A poster on Central Configurations

Implicitization and parameterization are two fundamental problems in computational algebraic geometry. Implicitization is the conversion of parametric equations of a geometric object to an implicit equation. The opposite process is referred to as parameterization and is in general a harder problem to address. Both problems have immediate practical applications to computer-aided design (CAGD) where one typically requires thousands of conversions between implicit and parametric forms of equations of curves and surfaces in real time. Thus it is important to have good algorithms at hand for both problems.

Many efficient and robust algorithms for implicitization and parameterization have been developed in Symbolic Computation using a wide variety of techniques such as resultants, Grobner bases, characteristic sets, perturbations, multidimensional Newton formulae, symmetric functions, elimination, moving frames, linear systems, integral bases, polynomial factorization and adjoint functions. These algorithms provide constructive answers to the implicitization and parameterization problems and have been implemented in commercial and freely available Computer Algebra Systems as well as in stand-alone programs. Some of the available algorithms are suitable for special categories of curves and surfaces only.

We developed a new algorithm to perform implicitization of curves, surfaces and hypersurfaces. The algorithm is based in an interpretation of the implicitization problem as an eigenproblem using ideas from Rayleigh-Ritz theory in the Calculus of Variations. The algorithm has a symbolic and a numeric mode and reduces the implicitization problem to a computation of the nullspace of a certain matrix. This particularly appealing feature of the algorithm expands dramatically the range of applicability of the algorithm to include parametric families of curves, surfaces and hypersurfaces. The algorithm works for parametric equations specified by very general classes of functions. The algorithm is implemented as part of the standard distribution of Maple.

Several theoretical improvements and their corresponding practical optimizations are still possible with the aim to speed-up considerably the execution of the algorithm: Using modular approaches to avoid intermediate expression swell, analyze the structure of the implicitization matrices to design fast algorithms for the nullspace computation, develop a sparse implicitization theory and identify and extend the available techniques for predicting the degree of the implicit equation in advance. Some other aspects of the algorithm pose intriguing problems of combinatorial nature.

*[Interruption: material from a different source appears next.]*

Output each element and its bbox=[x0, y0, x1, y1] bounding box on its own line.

Symbolic sequences arise naturally in quite different contexts ranging from Nonlinear Dynamical Systems (Symbolic Dynamics) to Theoretical Computer Science (substitutive sequences), Automata Theory (m-automatic sequences) and Biology (DNA and RNA sequences). Entropy-like quantities are a very useful tool for the analysis of such sequences. Of special interest are the block entropies, extending Shannon's classical definition of the entropy of a single state to the entropy of a succession of states. Other standard techniques are Fourier transforms, symbol-to-symbol correlation functions and recurrence and escape time statistics. The development of new visualization techniques is necessary in order to aid human perception to discern patterns and more complex correlations in these symbolic sequences. A good starting point for the development of new visualization techniques is the analysis of substitutive sequences, a very general class of symbolic sequences that have attracted considerable interest recently. 

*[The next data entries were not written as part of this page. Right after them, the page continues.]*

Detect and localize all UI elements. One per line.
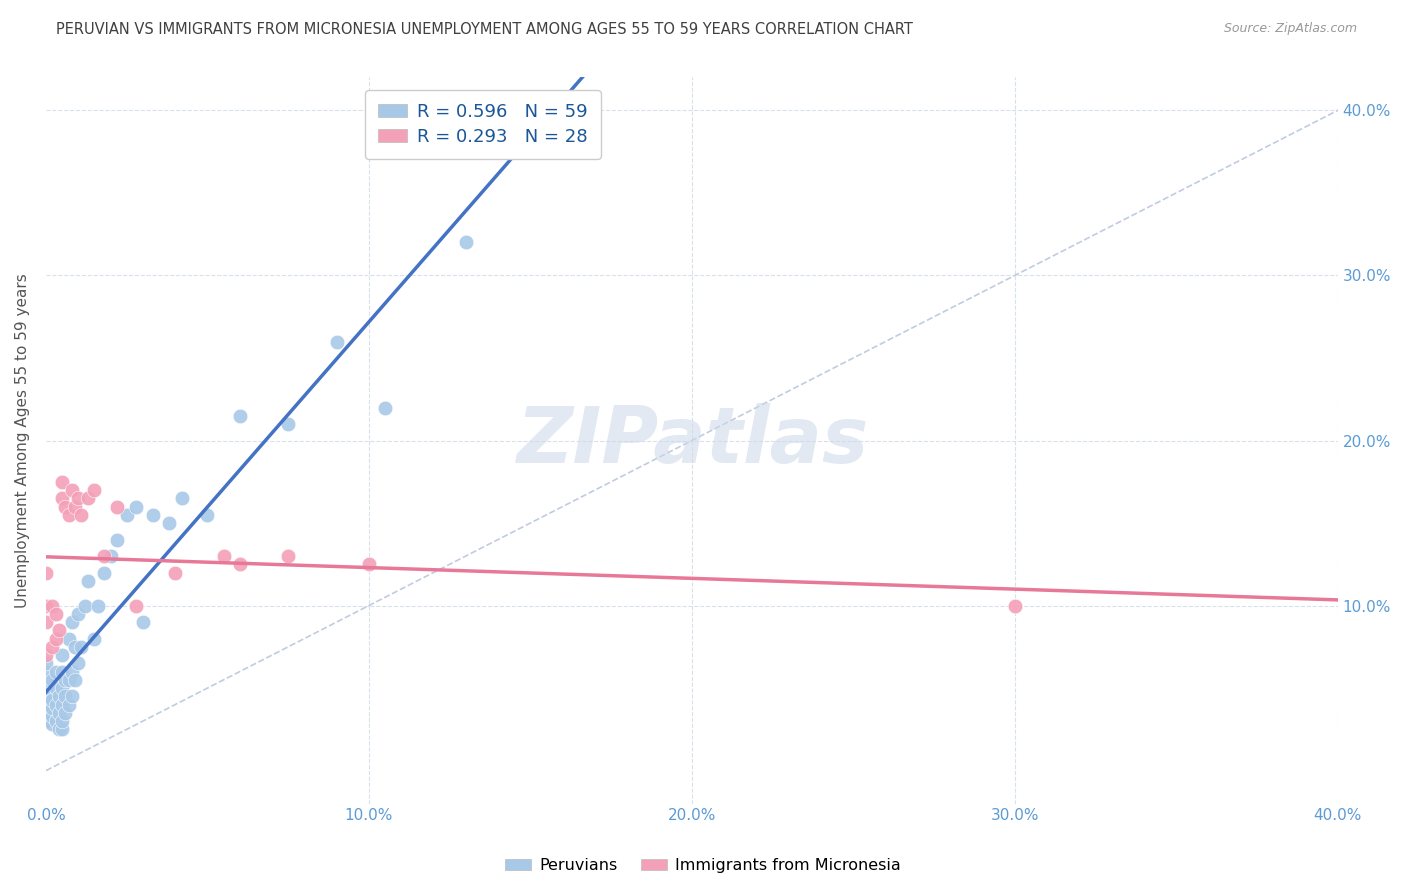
Y-axis label: Unemployment Among Ages 55 to 59 years: Unemployment Among Ages 55 to 59 years: [15, 273, 30, 608]
Point: [86, 599, 108, 613]
Point: [212, 549, 235, 563]
Point: [125, 599, 148, 613]
Point: [170, 491, 193, 506]
Point: [374, 401, 396, 415]
Point: [35, 690, 58, 704]
Point: [357, 558, 380, 572]
Point: [45, 632, 67, 646]
Point: [53, 706, 76, 720]
Point: [63, 673, 86, 687]
Point: [48, 624, 70, 638]
Point: [77, 491, 100, 506]
Point: [454, 235, 477, 250]
Point: [41, 673, 63, 687]
Point: [41, 717, 63, 731]
Text: PERUVIAN VS IMMIGRANTS FROM MICRONESIA UNEMPLOYMENT AMONG AGES 55 TO 59 YEARS CO: PERUVIAN VS IMMIGRANTS FROM MICRONESIA U…: [56, 22, 912, 37]
Text: ZIPatlas: ZIPatlas: [516, 402, 868, 478]
Point: [105, 500, 128, 514]
Point: [93, 566, 115, 580]
Point: [228, 409, 250, 423]
Point: [51, 491, 73, 506]
Point: [60, 483, 83, 497]
Point: [100, 549, 122, 563]
Point: [51, 681, 73, 695]
Point: [51, 723, 73, 737]
Point: [60, 690, 83, 704]
Point: [48, 690, 70, 704]
Point: [41, 599, 63, 613]
Point: [51, 665, 73, 679]
Point: [45, 607, 67, 621]
Point: [41, 701, 63, 715]
Point: [1004, 599, 1026, 613]
Text: Source: ZipAtlas.com: Source: ZipAtlas.com: [1223, 22, 1357, 36]
Legend: Peruvians, Immigrants from Micronesia: Peruvians, Immigrants from Micronesia: [499, 852, 907, 880]
Point: [51, 698, 73, 712]
Point: [48, 706, 70, 720]
Point: [35, 657, 58, 671]
Point: [197, 508, 219, 522]
Point: [51, 475, 73, 489]
Point: [45, 665, 67, 679]
Legend: R = 0.596   N = 59, R = 0.293   N = 28: R = 0.596 N = 59, R = 0.293 N = 28: [366, 90, 600, 159]
Point: [35, 599, 58, 613]
Point: [58, 632, 80, 646]
Point: [35, 648, 58, 662]
Point: [41, 709, 63, 723]
Point: [115, 508, 138, 522]
Point: [45, 681, 67, 695]
Point: [41, 692, 63, 706]
Point: [45, 714, 67, 728]
Point: [58, 698, 80, 712]
Point: [70, 640, 93, 654]
Point: [63, 640, 86, 654]
Point: [35, 714, 58, 728]
Point: [63, 500, 86, 514]
Point: [51, 714, 73, 728]
Point: [277, 549, 299, 563]
Point: [35, 698, 58, 712]
Point: [83, 632, 105, 646]
Point: [60, 665, 83, 679]
Point: [35, 706, 58, 720]
Point: [83, 483, 105, 497]
Point: [60, 615, 83, 629]
Point: [35, 681, 58, 695]
Point: [67, 657, 90, 671]
Point: [125, 500, 148, 514]
Point: [58, 508, 80, 522]
Point: [132, 615, 155, 629]
Point: [228, 558, 250, 572]
Point: [141, 508, 163, 522]
Point: [70, 508, 93, 522]
Point: [165, 566, 187, 580]
Point: [93, 549, 115, 563]
Point: [67, 607, 90, 621]
Point: [51, 648, 73, 662]
Point: [73, 599, 96, 613]
Point: [48, 723, 70, 737]
Point: [53, 500, 76, 514]
Point: [45, 698, 67, 712]
Point: [277, 417, 299, 431]
Point: [157, 516, 180, 530]
Point: [67, 491, 90, 506]
Point: [35, 615, 58, 629]
Point: [53, 673, 76, 687]
Point: [35, 665, 58, 679]
Point: [105, 533, 128, 547]
Point: [53, 690, 76, 704]
Point: [77, 574, 100, 588]
Point: [58, 673, 80, 687]
Point: [35, 566, 58, 580]
Point: [325, 334, 347, 349]
Point: [41, 640, 63, 654]
Point: [35, 673, 58, 687]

In the early stages of an experimental situation, a large number of factors is likely to have been identified as possibly having an influence on the response. However, it is believed that only a few of these actually have a substantial effect, a situation known as factor sparsity. The small number of active factors can be identified through a screening experiment. Screening designs are frequently used by experimenters to help understand the impact of a large number of factors in relatively few trials. Traditionally Hadamard matrices have been used for such purposes. After the identification of active factors, the columns that correspond to these factors are selected from our screening design to form a new orthogonal factorial design for further investigation. Algebraic Geometry and Gröbner bases theory can solve such problems under the assumptions that interactions of factors is more likely to be important if its parent factors are also important (effect inheritance) and that lower order interactions are more likely to be important than higher order interactions (effect hierarchy).